A day after the government announced measures aimed at cooling the country’s real estate market, the Blue House defended its actions on Thursday, saying the administration would do everything in its power to curb runaway property buying and speculation.

Kim Soo-hyun, the president’s senior secretary for social affairs, told reporters at the Blue House that the administration was “strong-willed” in setting a new normal for the real estate market through consistent policies.

In Korea, speculation on real estate is not as accepted as in other Asian countries like China. Politicians found speculating on real estate suffer, and liberal governments routinely try to make it more difficult for profits to be made from it.

Kim is a top aide to the current president, Moon Jae-in, a liberal. He served in the same role under Moon’s mentor, Roh Moo-hyun, when he was president from 2003 to 2008. Kim was one of the main architects of Roh’s real estate policies.

During the Roh administration, Korea’s real estate prices, particularly in the wealthy Gangnam areas south of the Han River in Seoul, saw a significant surge.

In response, the government imposed a comprehensive real estate tax on the combined value of all property owned, though it did little to tamp down prices.

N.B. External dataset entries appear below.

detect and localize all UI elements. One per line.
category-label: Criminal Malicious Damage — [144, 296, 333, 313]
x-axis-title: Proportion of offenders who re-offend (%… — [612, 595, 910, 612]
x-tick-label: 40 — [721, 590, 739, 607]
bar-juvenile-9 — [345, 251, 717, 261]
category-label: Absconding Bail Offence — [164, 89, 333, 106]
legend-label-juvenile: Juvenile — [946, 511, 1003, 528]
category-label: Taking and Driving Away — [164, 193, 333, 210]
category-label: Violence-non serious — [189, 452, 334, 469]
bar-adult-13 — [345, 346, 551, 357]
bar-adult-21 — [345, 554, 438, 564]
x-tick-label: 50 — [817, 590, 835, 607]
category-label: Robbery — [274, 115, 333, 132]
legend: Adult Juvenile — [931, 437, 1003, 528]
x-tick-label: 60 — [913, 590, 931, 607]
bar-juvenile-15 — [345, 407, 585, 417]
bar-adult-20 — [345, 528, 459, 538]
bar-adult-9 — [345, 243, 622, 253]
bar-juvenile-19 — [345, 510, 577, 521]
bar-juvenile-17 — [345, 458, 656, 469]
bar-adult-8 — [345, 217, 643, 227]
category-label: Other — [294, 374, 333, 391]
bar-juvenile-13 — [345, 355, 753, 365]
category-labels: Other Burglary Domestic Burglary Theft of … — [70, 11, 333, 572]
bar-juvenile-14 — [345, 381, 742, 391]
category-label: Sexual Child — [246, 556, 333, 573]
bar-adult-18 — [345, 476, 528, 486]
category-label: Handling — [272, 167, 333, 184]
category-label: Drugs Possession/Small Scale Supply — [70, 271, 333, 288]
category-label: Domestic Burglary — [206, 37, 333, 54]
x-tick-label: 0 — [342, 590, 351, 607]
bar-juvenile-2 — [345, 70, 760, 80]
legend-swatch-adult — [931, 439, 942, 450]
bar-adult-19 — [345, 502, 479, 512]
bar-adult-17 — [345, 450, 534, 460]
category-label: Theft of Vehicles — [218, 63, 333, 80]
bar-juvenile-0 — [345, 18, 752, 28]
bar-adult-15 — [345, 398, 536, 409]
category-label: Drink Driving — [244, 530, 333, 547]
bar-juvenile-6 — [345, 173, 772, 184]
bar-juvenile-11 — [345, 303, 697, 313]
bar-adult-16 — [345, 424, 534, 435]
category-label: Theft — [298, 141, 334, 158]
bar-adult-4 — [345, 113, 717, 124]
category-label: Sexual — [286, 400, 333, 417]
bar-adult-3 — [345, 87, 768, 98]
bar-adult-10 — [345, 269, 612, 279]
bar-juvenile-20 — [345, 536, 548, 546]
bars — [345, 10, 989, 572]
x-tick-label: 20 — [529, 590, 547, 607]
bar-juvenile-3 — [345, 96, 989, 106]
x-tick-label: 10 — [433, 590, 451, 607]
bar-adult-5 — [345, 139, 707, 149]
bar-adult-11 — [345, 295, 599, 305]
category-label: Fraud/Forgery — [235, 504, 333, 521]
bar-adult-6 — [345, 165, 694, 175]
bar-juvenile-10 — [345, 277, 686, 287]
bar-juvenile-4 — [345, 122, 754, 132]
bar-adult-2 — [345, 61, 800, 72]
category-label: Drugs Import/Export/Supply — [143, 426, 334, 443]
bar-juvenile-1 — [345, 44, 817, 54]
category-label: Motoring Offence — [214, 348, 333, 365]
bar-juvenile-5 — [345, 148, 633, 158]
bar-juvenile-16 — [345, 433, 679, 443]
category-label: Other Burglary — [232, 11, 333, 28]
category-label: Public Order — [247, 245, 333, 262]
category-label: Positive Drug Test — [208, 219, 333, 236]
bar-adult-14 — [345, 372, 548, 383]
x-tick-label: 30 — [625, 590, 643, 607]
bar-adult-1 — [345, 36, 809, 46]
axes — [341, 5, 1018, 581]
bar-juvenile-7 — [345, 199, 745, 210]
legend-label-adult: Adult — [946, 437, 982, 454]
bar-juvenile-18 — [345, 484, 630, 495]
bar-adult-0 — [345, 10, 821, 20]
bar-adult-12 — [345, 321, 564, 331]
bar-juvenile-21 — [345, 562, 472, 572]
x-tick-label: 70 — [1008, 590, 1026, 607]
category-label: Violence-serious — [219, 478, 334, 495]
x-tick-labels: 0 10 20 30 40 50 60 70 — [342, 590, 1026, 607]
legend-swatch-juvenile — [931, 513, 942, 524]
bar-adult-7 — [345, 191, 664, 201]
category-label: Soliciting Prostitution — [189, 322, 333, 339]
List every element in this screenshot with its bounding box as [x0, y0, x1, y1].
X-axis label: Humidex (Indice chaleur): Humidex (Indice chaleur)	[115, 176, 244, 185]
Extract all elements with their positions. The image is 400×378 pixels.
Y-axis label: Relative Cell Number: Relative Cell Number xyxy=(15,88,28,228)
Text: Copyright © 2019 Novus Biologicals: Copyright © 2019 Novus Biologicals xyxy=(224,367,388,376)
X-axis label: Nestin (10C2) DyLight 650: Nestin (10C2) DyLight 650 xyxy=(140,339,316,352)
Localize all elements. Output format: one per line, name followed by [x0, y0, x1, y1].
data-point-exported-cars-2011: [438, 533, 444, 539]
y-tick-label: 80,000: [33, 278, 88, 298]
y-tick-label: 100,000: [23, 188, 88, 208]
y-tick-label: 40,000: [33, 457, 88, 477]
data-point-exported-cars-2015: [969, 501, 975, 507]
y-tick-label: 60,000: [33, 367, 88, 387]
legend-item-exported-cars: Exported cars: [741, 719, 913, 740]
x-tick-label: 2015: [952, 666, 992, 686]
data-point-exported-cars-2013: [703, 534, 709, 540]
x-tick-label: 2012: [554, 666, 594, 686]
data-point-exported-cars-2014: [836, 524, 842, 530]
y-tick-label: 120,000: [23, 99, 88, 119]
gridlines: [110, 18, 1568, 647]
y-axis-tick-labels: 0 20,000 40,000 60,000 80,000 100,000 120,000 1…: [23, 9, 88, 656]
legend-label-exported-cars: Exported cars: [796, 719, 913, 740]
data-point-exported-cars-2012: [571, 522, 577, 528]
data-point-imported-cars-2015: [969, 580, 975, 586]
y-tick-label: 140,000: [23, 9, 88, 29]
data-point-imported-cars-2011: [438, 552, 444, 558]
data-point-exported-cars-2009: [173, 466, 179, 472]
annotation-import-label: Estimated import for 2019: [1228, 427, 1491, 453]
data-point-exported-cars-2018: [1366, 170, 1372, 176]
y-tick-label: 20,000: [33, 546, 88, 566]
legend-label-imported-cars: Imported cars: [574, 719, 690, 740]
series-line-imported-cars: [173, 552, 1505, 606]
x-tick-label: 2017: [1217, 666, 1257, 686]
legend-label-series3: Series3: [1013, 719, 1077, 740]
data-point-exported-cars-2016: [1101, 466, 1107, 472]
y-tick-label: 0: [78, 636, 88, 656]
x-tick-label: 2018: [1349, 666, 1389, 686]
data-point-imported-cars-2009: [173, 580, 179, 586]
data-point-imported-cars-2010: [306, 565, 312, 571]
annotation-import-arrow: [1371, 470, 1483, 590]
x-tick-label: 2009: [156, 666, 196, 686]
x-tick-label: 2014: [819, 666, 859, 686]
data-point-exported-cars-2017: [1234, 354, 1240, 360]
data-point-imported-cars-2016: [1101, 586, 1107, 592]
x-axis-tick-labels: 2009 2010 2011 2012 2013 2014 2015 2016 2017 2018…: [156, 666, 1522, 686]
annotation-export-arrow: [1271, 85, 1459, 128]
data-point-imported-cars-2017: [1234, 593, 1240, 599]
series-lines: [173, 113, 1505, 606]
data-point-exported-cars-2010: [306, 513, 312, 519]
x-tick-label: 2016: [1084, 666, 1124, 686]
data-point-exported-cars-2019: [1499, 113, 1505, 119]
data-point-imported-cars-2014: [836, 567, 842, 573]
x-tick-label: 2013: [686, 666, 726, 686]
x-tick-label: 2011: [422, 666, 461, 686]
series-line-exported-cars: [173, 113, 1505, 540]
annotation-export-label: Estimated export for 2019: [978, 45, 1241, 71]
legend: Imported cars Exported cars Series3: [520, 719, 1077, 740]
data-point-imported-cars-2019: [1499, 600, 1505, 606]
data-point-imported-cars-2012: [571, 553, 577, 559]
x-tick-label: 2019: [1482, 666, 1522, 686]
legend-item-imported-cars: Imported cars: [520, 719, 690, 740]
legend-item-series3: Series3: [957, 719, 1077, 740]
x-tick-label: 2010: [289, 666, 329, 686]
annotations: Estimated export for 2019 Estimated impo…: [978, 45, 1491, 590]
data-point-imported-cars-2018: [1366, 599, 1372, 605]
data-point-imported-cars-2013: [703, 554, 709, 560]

Kim has since taken responsibility for what he considers failure to stabilize the market under Roh and vowed never to repeat the same mistake again.

“During the Roh Moo-hyun administration, apartment prices rose significantly, and in order to stabilize them, we announced 17 small and big real estate measures,” Kim said. “It was a clear failure in the sense that despite having to announce policies several times, real estate values rose sharply.”

Kim said the reason Roh’s administration failed to rein in prices was largely because of its simple approach that focused too much on trying to control supply and demand. He said the government failed to realize the influence of excess liquidity in the market.

By the end of Roh’s term, Kim said, the government learned it could stabilize prices by tightening loan regulations. “As a result, we were able to avoid the worse situation that other countries faced,” Kim said, referring to the mortgage crisis of 2007-08.

The Blue House aide blamed the previous two conservative administrations for the recent surge in home prices. He said previous governments in the last three to four years have encouraged the public to take out loans in order to buy homes, dragging up the price of real estate.

After the government unveiled its package of measures aimed at cooling the real estate market on Wednesday, critics said they focused too much on trying to limit demand and did little to increase supply. One of the measures includes tighter lending standards in overheated areas.

In response, Kim said that there was more than enough supply of homes.

“During the Park Geun-hye administration, when supply was at its peak, new apartments exceeded 700,000 a year,” Kim said. “The number of apartments put in the market in the last three years has been the largest since the country was founded.”

When asked to comment on the claim that supply in Gangnam was not high enough and drove up prices in the neighborhood, Kim said he disagreed.

“In April 2015, the maximum ceiling on the preconstruction price of renovated homes was abolished and there have been many preconstruction sales made,” Kim said. In Korea, apartments can be purchased before they are built in a so-called preconstruction sale.

“[Government] approval of such sales has tripled more than average sales,” Kim said. “I don’t see it simply as a problem of supply and demand.

Kim compared the current market situation to a fire and said his priority was putting out the flames. He said the government will only start building new homes and providing them to households of a certain income after the fire is put out.

“The real estate prices in some neighborhoods, including Gangnam, are very abnormal,” Kim said. “There are a lot of similarities to the abnormal behavior that major cities in advanced economies experienced after the global financial crisis in 2008.”

However, Kim was cautious about expanding the bracket for the comprehensive real estate tax and other property taxes. Unlike the capital gains tax, which is only levied once profit is made from selling real estate, property taxes are levied regularly, and any effort to expand them will likely face strong resistance from the public.